The film opens with Frankenstein's monster (Jacob Elordi) boarding a ship trapped in ice, killing sailors by hurling them meters away as if he were a comic book hero, absorbing gunshots while his wounds mysteriously heal. He utters just one word: "Victor" – his creator, Victor Frankenstein – a charismatic Oscar Isaac – whom he pursues to resolve some unknown conflict. The narrative then shifts backward, which proves to be the film's most frustrating aspect, as it dampens its momentum. We witness Victor's ambition to resurrect the dead, before retreating further into his childhood, with his physician father and mother who may have been killed by her spouse.

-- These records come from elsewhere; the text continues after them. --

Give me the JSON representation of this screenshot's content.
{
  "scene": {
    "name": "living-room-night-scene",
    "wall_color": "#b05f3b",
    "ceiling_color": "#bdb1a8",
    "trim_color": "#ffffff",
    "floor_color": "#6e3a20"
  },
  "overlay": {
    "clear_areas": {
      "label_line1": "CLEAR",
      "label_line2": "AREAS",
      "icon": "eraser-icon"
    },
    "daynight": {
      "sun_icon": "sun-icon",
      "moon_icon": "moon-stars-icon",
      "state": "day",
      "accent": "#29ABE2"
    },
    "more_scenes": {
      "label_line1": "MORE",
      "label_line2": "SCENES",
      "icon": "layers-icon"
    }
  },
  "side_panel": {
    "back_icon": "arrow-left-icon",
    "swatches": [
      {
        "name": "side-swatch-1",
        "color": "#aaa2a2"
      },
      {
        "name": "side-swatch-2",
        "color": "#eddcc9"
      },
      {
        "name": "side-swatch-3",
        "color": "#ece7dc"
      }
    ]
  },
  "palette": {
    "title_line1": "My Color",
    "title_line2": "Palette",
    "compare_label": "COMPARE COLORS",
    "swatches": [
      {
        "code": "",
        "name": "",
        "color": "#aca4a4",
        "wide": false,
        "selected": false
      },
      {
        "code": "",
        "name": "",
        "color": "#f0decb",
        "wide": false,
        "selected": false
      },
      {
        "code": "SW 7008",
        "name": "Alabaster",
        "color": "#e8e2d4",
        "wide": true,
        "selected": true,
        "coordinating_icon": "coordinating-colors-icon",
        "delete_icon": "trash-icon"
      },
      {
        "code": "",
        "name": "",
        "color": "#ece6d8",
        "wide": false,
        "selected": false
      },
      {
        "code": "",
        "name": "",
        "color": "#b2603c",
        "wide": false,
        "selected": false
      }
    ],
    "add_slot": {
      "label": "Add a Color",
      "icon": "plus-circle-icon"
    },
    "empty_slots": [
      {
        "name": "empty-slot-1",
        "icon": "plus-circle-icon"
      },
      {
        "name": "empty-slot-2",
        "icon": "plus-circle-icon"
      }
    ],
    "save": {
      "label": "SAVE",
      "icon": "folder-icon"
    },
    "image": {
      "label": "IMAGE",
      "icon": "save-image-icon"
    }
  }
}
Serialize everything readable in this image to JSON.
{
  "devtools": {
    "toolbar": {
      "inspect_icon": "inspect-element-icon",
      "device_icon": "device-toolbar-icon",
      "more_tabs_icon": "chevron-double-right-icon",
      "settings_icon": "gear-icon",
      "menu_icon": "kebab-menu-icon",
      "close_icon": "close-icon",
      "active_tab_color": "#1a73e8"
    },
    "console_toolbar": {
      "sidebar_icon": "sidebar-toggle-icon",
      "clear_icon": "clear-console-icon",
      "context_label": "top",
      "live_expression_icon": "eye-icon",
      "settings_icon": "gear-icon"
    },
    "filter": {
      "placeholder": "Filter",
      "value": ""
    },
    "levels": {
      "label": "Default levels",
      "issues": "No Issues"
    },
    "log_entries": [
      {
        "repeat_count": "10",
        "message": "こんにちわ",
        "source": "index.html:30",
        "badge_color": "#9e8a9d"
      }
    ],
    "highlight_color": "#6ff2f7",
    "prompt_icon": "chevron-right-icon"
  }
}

If bodily deformity, portrayed in various facets – as in The Shape of Water – is an obsession for the director, it becomes even more pronounced when he finds fertile material to give it form. Between disemboweled corpses, assembled hearts and limbs, and dripping blood, viewers often feel transported to a butcher's shop: a taste for the grotesque that clearly caters to the platform for which the film is destined. Only in the final act does the story find its composure, when events unfold from the monster's perspective as he yearns for a woman of his own. As Frankenstein learns to forgive his creator for assembling him, Del Toro's intention becomes clear: to reconstruct the original story while conveying its underlying theme – the conflicted love between a son and his father.